A Long, Stupid, Unimportant Rant. No replies needed.

Discussion in 'Rants, Musings and Ideas' started by Zueri, Apr 6, 2007.

  1. Zueri

    Zueri Well-Known Member

    Why me? What did I do?
    I keep lying to everybody that I'm OK...when in truth I'm not. I'm scared, I'm depressed, I'm alone, and I want to die. :cheer:

    My health has been going downhill for the past few days...I'm having difficulty breathing and retaining consciousness. I lose feeling of my arms and legs at times, where I completely can't feel them. I have a chronic headache, and horrible insomnia. Hurray pour moi!

    Now, I tell all this to my dad, ask for help, and what does he do? He throws it all in my face! Thank-you, daddie!
    "You manipulative bitch!"
    "You're a loser, you know that? Dishonest."
    "How the hell do you plan to get through life the way you're behaving now?"
    "So what the hell do you want from me?!?"
    "I come home, and I expect everything to be normal at least here. Is it? NO. Why? You."

    I understand that you're having issues at work. I know that things aren't going well. I know we might be getting an eviction notice shortly.

    Yes, I realize grandfather is being a jerk. I know what he says hurts you. I understand. Earth to daddie, HE CALLED ME A MURDERER! That's hurts too, you know.
    All I ask for is a little bit of empathy. You have no idea how trashy I feel. Indeed you don't. You obviously don't, I can judge by the way you reply to me.

    I know you lost your wife, but she was my goddamn mother. And yes, I was there alone when she died. And yes, she committed suicide. And I should have done something to prevent it. But, I had no way of knowing. If you blame me for that, why the hell can't you just take it up with me in person?! WHY?! Am I that much of a weakling in your eyes?

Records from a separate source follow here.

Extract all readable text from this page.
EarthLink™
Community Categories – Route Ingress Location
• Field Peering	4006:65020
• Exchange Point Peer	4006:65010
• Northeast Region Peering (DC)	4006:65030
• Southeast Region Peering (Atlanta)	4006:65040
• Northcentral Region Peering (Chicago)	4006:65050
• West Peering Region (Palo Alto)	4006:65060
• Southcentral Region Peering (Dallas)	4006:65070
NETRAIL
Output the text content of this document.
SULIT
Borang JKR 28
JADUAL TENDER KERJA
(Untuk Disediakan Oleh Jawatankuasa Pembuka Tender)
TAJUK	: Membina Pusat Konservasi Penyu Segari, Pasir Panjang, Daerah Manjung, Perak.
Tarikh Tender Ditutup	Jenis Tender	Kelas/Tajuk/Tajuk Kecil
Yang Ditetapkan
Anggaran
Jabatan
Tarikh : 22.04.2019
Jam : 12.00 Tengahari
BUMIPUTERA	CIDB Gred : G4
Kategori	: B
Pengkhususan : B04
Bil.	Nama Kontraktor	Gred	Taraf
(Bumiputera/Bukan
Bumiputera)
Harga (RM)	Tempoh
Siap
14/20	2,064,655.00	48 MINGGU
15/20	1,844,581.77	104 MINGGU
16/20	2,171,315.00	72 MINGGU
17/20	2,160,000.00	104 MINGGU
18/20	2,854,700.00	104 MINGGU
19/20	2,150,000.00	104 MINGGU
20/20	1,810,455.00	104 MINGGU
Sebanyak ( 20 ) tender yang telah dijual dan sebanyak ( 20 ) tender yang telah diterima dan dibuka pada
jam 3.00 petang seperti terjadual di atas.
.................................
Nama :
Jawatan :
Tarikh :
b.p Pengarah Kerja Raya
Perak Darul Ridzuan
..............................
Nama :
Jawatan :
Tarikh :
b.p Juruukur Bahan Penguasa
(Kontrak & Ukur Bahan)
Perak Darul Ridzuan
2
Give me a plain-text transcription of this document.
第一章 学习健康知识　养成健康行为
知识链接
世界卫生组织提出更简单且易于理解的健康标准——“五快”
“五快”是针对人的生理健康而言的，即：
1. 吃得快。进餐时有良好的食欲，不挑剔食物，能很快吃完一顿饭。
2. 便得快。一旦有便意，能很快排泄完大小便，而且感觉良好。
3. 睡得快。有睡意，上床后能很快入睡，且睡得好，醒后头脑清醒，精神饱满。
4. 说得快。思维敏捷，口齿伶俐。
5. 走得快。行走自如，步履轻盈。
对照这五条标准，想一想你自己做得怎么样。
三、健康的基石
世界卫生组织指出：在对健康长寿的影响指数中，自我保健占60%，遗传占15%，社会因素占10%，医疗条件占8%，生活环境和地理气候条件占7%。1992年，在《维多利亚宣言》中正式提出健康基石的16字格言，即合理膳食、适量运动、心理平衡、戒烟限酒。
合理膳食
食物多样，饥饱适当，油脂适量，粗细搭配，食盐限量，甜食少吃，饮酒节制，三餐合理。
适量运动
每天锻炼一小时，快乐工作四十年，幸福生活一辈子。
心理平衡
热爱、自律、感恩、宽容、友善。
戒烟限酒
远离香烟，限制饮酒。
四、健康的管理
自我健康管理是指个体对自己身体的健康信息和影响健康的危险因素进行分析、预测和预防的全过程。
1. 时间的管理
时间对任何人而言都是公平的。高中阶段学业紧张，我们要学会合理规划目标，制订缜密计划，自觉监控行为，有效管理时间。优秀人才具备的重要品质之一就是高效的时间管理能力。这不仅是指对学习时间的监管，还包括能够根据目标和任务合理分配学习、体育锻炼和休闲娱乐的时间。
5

    If so, just kill me. I beg you! End my painful existence. It seems to do no good to you anyhow. Kill me, you'll have access to my bank account. Kill me, grandfather will probably apologize to you. Kill me, you won't have to deal with my attitude. Kill me, end my suffering.


    All I want is death.

    Cupio mortem. Caelum vocat me. Sed, mors non venit. Cupio caedi et necari.
    Rogo te, necas me!
  2. Zueri

    Zueri Well-Known Member

    To y'all who know me, sorry I'm such a bitch.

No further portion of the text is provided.